The late Israeli politician and foreign minister Abba Eban used to say, “The Palestinians never miss an opportunity to miss an opportunity.” Boy, did he have that right.

Secretary of State John Kerry, left, meets Palestinian President Mahmoud Abbas in Ramallah on Dec. 12. (Brian Snyder/Pool photo via AP)

Consider this Jerusalem Post story:

The Palestinian Authority reiterated Monday its refusal to recognize Israel as a Jewish state. The announcement came in response to statements attributed to Justice Minister Tzipi Livni to the effect that the PA is ready to recognize Israel as a Jewish state. . . .

Lvini told Senior Citizens Minister Uri Orbach (Bayit Yehudi) that he should “expect to be surprised” regarding the PA’s willingness to recognize Israel as a Jewish state. Livni was reacting to Orbach’s assertion that the Palestinians would never accept Israel as a Jewish state. But Erekat, head of the PA negotiating team, told the Voice of Palestine radio station that the Palestinians would not recognize Israel as a Jewish state. Erekat said that the Palestinians had already recognized Israel in 1993.

“I told minister Livni in Munich recently that we won’t change our history, culture and religion,” Erekat said. “We are not going to recognize Israel as a Jewish state.”

This is a reminder that Secretary of State John Kerry is not alone in the fantasyland of peace processing. American liberals like to think that, if only Bibi Netanyahu were not Israel’s prime minister, peace would be at hand. In fact it doesn’t matter from the PA’s point of view who heads the government; it isn’t prepared to recognize Israel and give up the right of return (which would eradicate Israel as a Jewish state).

During the Bush administration it was Livni who, when added how many Palestinians might be given the “right of return” in an overall peace, replied, “Zero.” What Israel’s critics contend is the mind-set of a “right wing” government represents wide agreement across left and right in Israel.
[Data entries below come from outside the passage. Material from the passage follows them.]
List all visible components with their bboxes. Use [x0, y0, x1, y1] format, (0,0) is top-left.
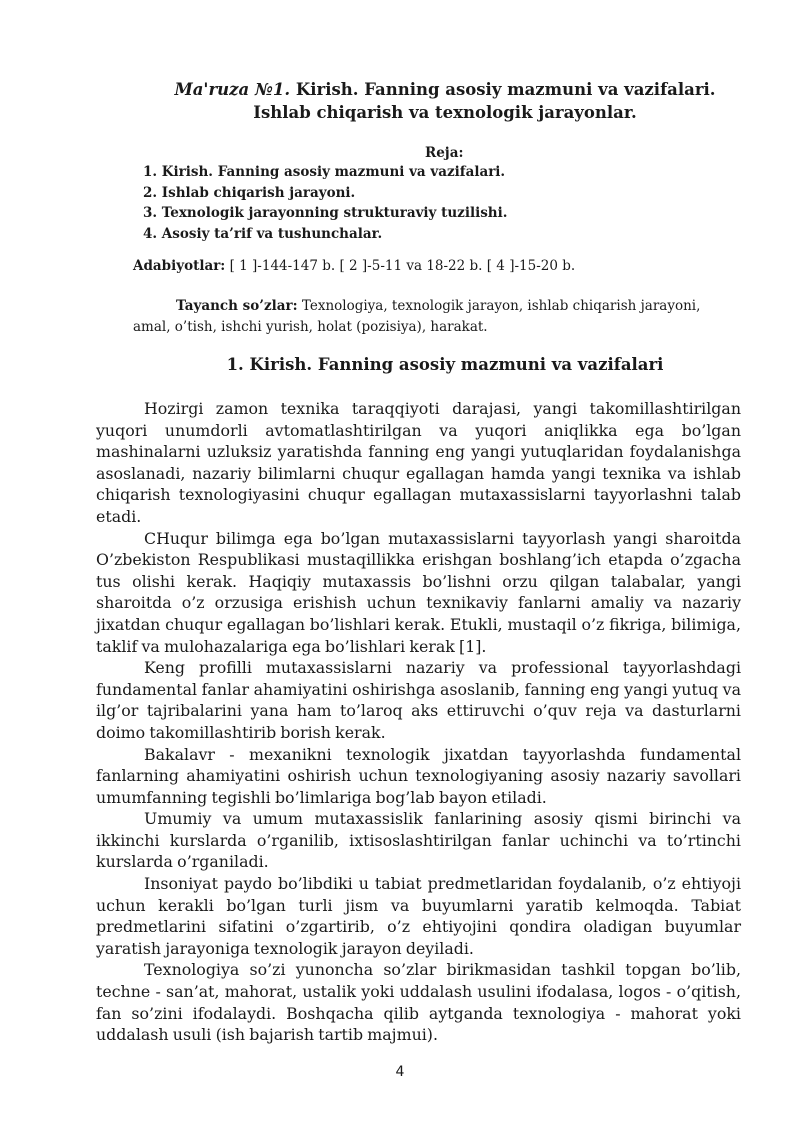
lecture-number: Ma'ruza №1.	[174, 80, 291, 99]
body-text	[96, 398, 741, 1046]
plan-item: 3. Texnologik jarayonning strukturaviy tuzilishi.	[143, 205, 508, 221]
paragraph: Keng profilli mutaxassislarni nazariy va professional tayyorlashdagi fundamental fanlar ahamiyatini oshirishga asoslanib, fanning eng yangi yutuq va ilg’or tajribalarini yana ham to’laroq aks ettiruvchi o’quv reja va dasturlarni doimo takomillashtirib borish kerak.	[96, 658, 741, 742]
paragraph: Hozirgi zamon texnika taraqqiyoti darajasi, yangi takomillashtirilgan yuqori unumdorli avtomatlashtirilgan va yuqori aniqlikka ega bo’lgan mashinalarni uzluksiz yaratishda fanning eng yangi yutuqlaridan foydalanishga asoslanadi, nazariy bilimlarni chuqur egallagan hamda yangi texnika va ishlab chiqarish texnologiyasini chuqur egallagan mutaxassislarni tayyorlashni talab etadi.	[96, 399, 741, 526]
lecture-title	[150, 78, 740, 124]
keywords	[133, 296, 723, 338]
plan-list	[143, 162, 507, 244]
paragraph: CHuqur bilimga ega bo’lgan mutaxassislarni tayyorlash yangi sharoitda O’zbekiston Respublikasi mustaqillikka erishgan boshlang’ich etapda o’zgacha tus olishi kerak. Haqiqiy mutaxassis bo’lishni orzu qilgan talabalar, yangi sharoitda o’z orzusiga erishish uchun texnikaviy fanlarni amaliy va nazariy jixatdan chuqur egallagan bo’lishlari kerak. Etukli, mustaqil o’z fikriga, bilimiga, taklif va mulohazalariga ega bo’lishlari kerak [1].	[96, 528, 741, 656]
references-label: Adabiyotlar:	[133, 258, 226, 274]
page-number: 4	[395, 1064, 405, 1080]
plan-item: 2. Ishlab chiqarish jarayoni.	[143, 184, 356, 201]
paragraph: Umumiy va umum mutaxassislik fanlarining asosiy qismi birinchi va ikkinchi kurslarda o’rganilib, ixtisoslashtirilgan fanlar uchinchi va to’rtinchi kurslarda o’rganiladi.	[96, 809, 741, 872]
keywords-label: Tayanch so’zlar:	[176, 298, 298, 314]
plan-item: 4. Asosiy ta’rif va tushunchalar.	[143, 225, 383, 242]
references-text: [ 1 ]-144-147 b. [ 2 ]-5-11 va 18-22 b. [ 4 ]-15-20 b.	[225, 258, 576, 274]
paragraph: Insoniyat paydo bo’libdiki u tabiat predmetlaridan foydalanib, o’z ehtiyoji uchun kerakli bo’lgan turli jism va buyumlarni yaratib kelmoqda. Tabiat predmetlarini sifatini o’zgartirib, o’z ehtiyojini qondira oladigan buyumlar yaratish jarayoniga texnologik jarayon deyiladi.	[96, 874, 741, 958]
references	[133, 256, 575, 276]
keywords-text: Texnologiya, texnologik jarayon, ishlab chiqarish jarayoni, amal, o’tish, ishchi yurish, holat (pozisiya), harakat.	[133, 298, 701, 335]
plan-item: 1. Kirish. Fanning asosiy mazmuni va vazifalari.	[143, 164, 506, 180]
lecture-title-text: Kirish. Fanning asosiy mazmuni va vazifalari. Ishlab chiqarish va texnologik jarayonlar.	[253, 80, 716, 122]
paragraph: Bakalavr - mexanikni texnologik jixatdan tayyorlashda fundamental fanlarning ahamiyatini oshirish uchun texnologiyaning asosiy nazariy savollari umumfanning tegishli bo’limlariga bog’lab bayon etiladi.	[96, 744, 741, 807]
section-title: 1. Kirish. Fanning asosiy mazmuni va vazifalari	[226, 355, 664, 374]
paragraph: Texnologiya so’zi yunoncha so’zlar birikmasidan tashkil topgan bo’lib, techne - san’at, mahorat, ustalik yoki uddalash usulini ifodalasa, logos - o’qitish, fan so’zini ifodalaydi. Boshqacha qilib aytganda texnologiya - mahorat yoki uddalash usuli (ish bajarish tartib majmui).	[96, 960, 741, 1045]
plan-heading: Reja:	[425, 145, 464, 161]
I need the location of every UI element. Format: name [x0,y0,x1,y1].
Erekat’s explanation provides needed insight into the PA’s thinking. The right of return is a matter of religious belief with the Palestinians. The PA has been saying for decades that the right of return is nonnegotiable. This is not a bargaining position, Erekat says, but rather a matter of “history, culture, religion.” It stands to reason that, unless the PA comes to regard the right of return as simply a bargaining issue, one worth foregoing in exchange for a state, the Palestinians will have no state.

And that is where we have been for decades. The notion that, under Bill Clinton or at any point thereafter, we were “so close” to a deal is diplomatic mythology. So long as the PA refuses to give up (not merely pause) its goal to destroy the Jewish state, there can’t, by definition, be peace. Israel and the PA might negotiate over smaller but meaningful issues, or at some point the Israelis may consider pulling back to a line that leaves major settlement blocs within Israel, but “peace” is largely in the Palestinians’ hands. Until then, Kerry (as Obama seems to understand, judging from the short shrift in the SOTU given to the topic) is wasting his time.